Met him a few times and a real gentleman, so very sad to see this news. RIP.
I was in contact with Nigel when we first founded Campaign against retirement leasehold exploitation and was very interested in the direction his work regarding leasehold/commonhold was going in. I am very sorry to hear that he has died at far too young an age.
He was a great example of a totally dedicated and determined campaigner.
Nigel, What you started, We will finish. You have made a fantastic contribution to righting the injustices faced by innocent and oppressed leaseholders .
We owe it to your memory to continue the work you started (however hard the path to justice maybe?)
You and your magnificent efforts and utter dedication will never be forgotten.

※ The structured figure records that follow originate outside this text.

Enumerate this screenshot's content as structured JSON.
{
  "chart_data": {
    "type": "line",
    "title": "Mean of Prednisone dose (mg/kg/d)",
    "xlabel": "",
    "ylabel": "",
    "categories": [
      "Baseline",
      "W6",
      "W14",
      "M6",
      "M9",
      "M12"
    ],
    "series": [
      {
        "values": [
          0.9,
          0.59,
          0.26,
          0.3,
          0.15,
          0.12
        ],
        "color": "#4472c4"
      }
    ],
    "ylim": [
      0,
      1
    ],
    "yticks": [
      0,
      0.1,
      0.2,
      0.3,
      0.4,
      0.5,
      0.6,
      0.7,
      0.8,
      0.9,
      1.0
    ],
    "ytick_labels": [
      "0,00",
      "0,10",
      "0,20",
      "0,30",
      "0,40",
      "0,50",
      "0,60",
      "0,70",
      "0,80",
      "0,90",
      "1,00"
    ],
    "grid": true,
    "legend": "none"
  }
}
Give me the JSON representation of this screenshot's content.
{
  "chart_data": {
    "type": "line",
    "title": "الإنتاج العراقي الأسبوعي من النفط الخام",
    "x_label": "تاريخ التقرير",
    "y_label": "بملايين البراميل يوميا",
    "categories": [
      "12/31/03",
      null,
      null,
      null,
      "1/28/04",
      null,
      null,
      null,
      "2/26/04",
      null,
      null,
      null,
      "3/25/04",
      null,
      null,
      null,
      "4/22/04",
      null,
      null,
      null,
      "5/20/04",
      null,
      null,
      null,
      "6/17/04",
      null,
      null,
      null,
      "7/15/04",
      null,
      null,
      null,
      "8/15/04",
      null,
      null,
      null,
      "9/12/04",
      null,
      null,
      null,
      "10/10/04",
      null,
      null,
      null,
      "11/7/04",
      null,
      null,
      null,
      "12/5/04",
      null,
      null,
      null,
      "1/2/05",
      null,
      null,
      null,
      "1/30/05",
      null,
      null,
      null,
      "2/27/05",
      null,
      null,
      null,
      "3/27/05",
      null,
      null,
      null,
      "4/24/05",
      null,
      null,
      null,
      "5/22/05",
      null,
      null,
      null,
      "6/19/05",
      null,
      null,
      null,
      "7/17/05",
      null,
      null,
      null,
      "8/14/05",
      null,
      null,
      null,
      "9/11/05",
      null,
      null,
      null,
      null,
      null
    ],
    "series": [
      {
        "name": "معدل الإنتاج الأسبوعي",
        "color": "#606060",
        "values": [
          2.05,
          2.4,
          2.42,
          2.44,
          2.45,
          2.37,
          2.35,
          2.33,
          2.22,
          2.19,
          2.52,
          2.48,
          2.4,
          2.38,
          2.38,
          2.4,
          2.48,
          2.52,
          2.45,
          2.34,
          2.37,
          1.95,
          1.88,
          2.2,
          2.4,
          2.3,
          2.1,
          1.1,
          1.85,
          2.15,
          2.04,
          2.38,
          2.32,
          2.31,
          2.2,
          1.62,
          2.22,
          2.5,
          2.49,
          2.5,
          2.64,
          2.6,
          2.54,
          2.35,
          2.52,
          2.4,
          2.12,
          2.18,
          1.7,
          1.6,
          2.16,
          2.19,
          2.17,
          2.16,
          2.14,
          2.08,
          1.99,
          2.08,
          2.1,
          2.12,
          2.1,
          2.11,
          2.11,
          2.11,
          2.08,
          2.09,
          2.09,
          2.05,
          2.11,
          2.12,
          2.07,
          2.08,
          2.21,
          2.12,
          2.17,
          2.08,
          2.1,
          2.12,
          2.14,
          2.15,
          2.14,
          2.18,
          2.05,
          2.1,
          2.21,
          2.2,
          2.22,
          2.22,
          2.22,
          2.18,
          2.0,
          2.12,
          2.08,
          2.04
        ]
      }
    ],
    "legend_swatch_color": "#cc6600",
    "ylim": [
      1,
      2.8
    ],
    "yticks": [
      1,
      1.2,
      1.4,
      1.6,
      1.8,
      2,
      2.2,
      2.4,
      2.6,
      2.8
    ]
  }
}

May you rest in eternal peace. You will be missed.
My sympathies to the family and friends of a great man.
I agree with all the tributes to Nigel, a man I never met. There are those in life who help others not for the glory but because they dislike unfairness as Leasehold had become.
Though only a beginner I will try to help until Leasehold is abolished.
Thank you to LKP also for marking the death of Nigel Wilkins. I knew him from many years ago when we sat at a table together in Joan South’s front room in Phillimore Gardens.
People who volunteer their time like Nigel for our good are too often buried with their cause.
Nigel’s letters and and newsletters live on in the appreciation of those he fought for and in the fight against high-level corruption that he spent his time publicising.